The man who gave us Vegemite - a product destined to become a part of the Australian ethos.
Cyril Percy Callister was born on 16 February 1893 at Chute, near Ballarat. He was one of nine children. The family moved to Yendon where his early schooling took place. He completed his secondary studies at Ballarat and won a Government Exhibition to the University of Melbourne and a Major residential scholarship to Queens College. In 1913 he successfully completed his Bachelor of Science degree. The following March he took his final honours in Chemistry and the Dixson Final Honours Exhibition.
Callister continued his studies at the University until the end of 1914, the year World War I broke out. In January 1915, he started working for Lewis & Whitty who manufactured some food products, but mainly concentrated on household lines. Callister enlisted in June 1915 and was sent to Britain with other young Australian chemists to make explosives.
In August 1919, he married a Scottish girl, Katherine Hope Mundell. They returned to Melbourne and Callister worked again for Lewis & Whitty.
On 16 February 1923, he was appointed chief chemist to Fred Walker & Co Pty Ltd, food manufacturers. Fred Walker's brief to Callister was to produce a yeast extract. That same year he began work on spent brewer's yeast from Carlton & United Brewries. In addition to his work with yeast, he began to experiment with cheese processing. Callister found a reference to JL Kraft's patent. He successfully made cheese according to the patent and informed Fred Walker. Walker left for America in August 1925 to negotiate with JL Kraft for the rights to processed cheese in Australia under the Kraft patent.
The Kraft Walker Cheese Company Pty Ltd was registered in May 1926. Callister was the key technical man. Callister became expertly informed in the microbiology of yeast and cheese. In 1931 he made his submission for the degree of Doctor of Science.

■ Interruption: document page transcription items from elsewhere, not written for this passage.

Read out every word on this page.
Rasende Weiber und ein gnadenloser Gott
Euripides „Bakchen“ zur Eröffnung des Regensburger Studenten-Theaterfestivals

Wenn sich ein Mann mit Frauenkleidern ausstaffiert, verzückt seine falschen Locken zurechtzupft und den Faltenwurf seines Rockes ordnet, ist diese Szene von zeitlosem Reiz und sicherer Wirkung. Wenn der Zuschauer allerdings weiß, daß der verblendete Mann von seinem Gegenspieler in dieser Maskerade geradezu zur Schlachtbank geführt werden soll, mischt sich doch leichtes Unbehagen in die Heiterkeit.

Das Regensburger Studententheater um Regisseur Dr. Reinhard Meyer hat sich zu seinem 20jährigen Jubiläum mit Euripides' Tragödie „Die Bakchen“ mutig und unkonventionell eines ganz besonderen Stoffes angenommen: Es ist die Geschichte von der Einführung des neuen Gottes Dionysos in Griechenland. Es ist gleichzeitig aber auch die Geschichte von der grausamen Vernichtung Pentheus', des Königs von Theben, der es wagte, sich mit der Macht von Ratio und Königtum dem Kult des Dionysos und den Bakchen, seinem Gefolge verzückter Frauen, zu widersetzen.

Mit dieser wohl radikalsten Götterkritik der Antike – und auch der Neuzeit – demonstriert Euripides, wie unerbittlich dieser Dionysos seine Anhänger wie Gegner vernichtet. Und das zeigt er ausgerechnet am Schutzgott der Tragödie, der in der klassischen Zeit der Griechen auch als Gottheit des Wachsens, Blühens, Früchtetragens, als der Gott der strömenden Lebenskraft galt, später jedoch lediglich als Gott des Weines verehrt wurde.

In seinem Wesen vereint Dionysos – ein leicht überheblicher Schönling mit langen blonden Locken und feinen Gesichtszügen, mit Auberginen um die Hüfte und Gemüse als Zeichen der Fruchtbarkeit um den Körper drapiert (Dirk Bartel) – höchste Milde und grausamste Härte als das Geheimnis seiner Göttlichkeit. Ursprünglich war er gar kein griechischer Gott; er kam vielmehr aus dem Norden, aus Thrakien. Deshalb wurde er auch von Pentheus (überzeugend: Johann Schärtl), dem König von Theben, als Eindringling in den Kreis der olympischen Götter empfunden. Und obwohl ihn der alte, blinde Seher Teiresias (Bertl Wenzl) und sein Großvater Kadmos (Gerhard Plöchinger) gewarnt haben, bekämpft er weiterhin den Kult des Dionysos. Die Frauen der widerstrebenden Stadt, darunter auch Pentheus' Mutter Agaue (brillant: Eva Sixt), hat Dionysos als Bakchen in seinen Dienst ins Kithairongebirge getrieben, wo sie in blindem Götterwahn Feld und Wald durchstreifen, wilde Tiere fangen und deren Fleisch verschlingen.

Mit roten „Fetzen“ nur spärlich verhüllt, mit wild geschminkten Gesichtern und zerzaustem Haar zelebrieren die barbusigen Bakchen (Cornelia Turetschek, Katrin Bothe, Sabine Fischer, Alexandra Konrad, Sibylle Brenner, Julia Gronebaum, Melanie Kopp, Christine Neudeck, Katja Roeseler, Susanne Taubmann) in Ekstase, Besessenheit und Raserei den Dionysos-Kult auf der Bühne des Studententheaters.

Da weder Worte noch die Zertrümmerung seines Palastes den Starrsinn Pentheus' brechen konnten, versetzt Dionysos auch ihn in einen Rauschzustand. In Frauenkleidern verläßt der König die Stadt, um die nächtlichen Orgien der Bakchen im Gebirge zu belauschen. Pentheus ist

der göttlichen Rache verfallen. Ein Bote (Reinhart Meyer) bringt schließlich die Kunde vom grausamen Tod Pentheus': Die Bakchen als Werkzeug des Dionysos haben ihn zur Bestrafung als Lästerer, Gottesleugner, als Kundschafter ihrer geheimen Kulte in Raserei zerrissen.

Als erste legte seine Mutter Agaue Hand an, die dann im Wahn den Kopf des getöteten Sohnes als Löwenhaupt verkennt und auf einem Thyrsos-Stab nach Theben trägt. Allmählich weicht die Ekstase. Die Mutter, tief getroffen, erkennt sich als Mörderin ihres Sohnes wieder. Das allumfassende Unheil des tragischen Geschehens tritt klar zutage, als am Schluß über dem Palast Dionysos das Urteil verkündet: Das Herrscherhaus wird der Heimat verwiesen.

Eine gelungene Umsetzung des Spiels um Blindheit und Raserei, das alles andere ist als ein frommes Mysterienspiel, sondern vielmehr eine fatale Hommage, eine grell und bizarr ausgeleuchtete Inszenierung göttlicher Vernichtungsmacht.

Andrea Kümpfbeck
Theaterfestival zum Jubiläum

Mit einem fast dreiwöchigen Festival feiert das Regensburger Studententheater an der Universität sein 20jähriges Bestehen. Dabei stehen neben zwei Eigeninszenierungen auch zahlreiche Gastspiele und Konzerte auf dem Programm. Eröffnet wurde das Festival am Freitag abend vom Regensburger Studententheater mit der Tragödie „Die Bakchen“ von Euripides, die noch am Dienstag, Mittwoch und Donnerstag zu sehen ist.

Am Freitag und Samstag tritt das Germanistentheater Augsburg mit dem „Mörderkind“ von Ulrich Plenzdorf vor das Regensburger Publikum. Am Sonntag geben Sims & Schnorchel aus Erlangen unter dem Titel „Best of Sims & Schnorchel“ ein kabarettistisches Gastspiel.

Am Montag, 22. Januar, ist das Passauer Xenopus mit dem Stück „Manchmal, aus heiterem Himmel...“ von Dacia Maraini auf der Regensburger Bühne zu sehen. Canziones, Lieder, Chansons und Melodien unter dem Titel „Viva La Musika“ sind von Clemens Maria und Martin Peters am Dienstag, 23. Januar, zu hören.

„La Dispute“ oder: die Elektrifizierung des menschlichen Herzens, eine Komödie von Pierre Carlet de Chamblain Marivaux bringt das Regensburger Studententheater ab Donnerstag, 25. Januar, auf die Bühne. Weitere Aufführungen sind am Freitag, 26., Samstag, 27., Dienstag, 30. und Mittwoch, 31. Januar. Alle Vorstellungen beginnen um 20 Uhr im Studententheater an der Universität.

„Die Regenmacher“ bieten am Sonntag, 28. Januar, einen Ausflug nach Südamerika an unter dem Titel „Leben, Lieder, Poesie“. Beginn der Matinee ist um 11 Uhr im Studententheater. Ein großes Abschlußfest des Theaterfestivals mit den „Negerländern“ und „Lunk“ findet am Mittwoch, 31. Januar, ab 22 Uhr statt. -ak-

Dr Cyril Percy Callister died on 5 October 1949 of a coronary attack. He had contributed much to the Kraft Walker Company: his innovation, his emphasis on quality control, the demonstration of the value of research in the food industry, his encouragement to his staff. He was an idealist, but also a practical man. He aimed to develop a quality product, which would serve a useful purpose to those who used it. His greatest attributes were his professional excellence and his high personal integrity.